In the range of things, getting a talented, high-assist-rate point guard, a tough veteran center, and a few wings with marginal value is great return on a high-usage, low-efficiency, costly small forward in Gay. Gay's value to the Kings is much higher, who need to upgrade any talent they have, and can afford to gamble, especially with the prospect that Gay opts out in 2014. 

But for the Raptors, it's just about removing the road blocks in front of Ujiri's ability to build the team he wants. 

And that question, of just what he wants to build, is much harder to answer, and more important. Ujiri has been placed in two situations in his time as a GM, in both Denver and Toronto, where he's been asked to clear a big contract for a high-isolation scoring forward and remake the team.

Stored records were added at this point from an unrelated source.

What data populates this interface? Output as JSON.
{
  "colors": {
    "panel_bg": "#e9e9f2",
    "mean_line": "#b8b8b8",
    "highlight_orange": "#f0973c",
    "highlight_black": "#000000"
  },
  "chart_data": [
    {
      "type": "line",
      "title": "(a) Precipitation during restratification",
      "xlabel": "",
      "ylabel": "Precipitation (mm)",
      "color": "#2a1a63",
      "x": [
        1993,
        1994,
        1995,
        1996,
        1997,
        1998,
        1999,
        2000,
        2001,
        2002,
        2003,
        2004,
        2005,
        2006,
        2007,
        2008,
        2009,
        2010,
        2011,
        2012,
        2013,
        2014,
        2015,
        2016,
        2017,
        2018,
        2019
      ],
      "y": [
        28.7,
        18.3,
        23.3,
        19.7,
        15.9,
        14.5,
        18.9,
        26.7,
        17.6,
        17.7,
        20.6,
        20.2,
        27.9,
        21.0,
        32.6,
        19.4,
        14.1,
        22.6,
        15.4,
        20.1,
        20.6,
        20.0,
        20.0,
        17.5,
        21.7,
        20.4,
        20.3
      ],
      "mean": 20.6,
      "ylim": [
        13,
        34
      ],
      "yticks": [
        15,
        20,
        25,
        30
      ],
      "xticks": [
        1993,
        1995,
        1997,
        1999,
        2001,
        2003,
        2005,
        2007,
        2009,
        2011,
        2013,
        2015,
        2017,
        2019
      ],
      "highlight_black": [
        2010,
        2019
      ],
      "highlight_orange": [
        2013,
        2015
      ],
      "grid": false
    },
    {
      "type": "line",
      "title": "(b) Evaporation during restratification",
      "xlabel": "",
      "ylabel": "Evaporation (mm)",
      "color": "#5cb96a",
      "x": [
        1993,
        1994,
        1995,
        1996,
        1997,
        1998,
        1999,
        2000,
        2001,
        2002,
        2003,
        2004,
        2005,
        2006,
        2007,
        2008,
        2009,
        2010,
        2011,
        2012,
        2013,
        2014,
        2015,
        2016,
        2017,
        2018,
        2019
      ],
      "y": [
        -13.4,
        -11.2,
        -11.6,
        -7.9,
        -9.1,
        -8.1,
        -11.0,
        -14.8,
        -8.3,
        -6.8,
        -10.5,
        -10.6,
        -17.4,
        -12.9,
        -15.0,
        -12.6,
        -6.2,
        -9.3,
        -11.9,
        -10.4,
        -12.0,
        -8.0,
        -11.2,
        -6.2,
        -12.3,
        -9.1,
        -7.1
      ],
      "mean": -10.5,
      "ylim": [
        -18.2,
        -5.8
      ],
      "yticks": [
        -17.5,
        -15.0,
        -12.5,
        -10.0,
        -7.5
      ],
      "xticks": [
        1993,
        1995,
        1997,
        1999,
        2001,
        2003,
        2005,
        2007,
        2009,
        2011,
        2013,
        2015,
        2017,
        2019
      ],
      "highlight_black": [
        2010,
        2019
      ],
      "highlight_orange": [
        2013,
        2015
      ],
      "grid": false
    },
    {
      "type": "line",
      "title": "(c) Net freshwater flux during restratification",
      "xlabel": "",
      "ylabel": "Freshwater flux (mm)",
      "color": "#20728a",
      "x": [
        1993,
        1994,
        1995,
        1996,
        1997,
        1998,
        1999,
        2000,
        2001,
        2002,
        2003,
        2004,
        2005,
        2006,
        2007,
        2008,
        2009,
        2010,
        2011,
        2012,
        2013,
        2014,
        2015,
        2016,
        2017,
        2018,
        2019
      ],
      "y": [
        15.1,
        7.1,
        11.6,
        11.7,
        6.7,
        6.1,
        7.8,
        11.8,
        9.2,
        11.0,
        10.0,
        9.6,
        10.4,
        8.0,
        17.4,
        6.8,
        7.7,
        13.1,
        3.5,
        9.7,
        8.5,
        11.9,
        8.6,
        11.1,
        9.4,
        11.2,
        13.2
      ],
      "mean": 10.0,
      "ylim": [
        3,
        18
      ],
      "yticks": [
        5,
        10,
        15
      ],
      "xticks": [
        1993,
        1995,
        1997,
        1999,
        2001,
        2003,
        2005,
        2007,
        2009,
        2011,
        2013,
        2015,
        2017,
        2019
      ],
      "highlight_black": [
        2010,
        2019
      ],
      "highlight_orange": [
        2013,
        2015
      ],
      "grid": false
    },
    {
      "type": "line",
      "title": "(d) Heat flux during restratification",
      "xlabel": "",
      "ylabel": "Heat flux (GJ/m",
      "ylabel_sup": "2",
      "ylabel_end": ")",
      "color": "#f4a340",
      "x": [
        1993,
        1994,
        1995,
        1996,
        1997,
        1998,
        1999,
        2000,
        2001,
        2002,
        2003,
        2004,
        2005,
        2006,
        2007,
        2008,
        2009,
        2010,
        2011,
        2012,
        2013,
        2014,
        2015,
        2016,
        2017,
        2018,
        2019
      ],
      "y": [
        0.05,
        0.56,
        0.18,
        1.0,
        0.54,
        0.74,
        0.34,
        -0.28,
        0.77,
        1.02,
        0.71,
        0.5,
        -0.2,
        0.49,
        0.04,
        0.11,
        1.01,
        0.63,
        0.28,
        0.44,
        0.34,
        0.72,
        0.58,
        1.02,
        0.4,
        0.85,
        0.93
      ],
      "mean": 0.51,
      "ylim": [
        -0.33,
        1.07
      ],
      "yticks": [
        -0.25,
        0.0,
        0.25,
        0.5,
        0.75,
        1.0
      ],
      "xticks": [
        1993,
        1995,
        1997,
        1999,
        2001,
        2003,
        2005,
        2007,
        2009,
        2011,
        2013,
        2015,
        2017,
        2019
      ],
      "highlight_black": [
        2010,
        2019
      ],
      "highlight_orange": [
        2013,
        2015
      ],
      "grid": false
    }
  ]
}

In Denver, he traded high on Carmelo Anthony and brought in versatile assets and talented players which set him up for a potential trade for a star down the line. He never reached that point, because he left Denver before reaching that point. 

But the model was always the same. Acquire assets, trade liabilities, clear space and focus on flexibility. Now the key for the Raptors will be to tank out and lose as many games as possible to reach the Andrew Wiggins sweepstakes. With a cornerstone from the draft, they'll have cap room to build slowly. Expect  Ujiri to target more draft picks, but that could take years to get the kind of core he'll want. 

We still don't know what Ujiri wants, long-term. We don't know how he would build a team around a star if he got one. Since he took over in Denver, he's been performing triage on teams, trying to lop off the bad parts to stave off infection. He's not trying to make the patient better, but to simply stop the patient from going downhill. He's got to tear everything down to get the team out of late-lottery purgatory. 

This is the part he's good at. The building part is the next step, and he could be great at that as well. We'll have to wait to see what Ujiri does when the last piece of the old house has been torn away.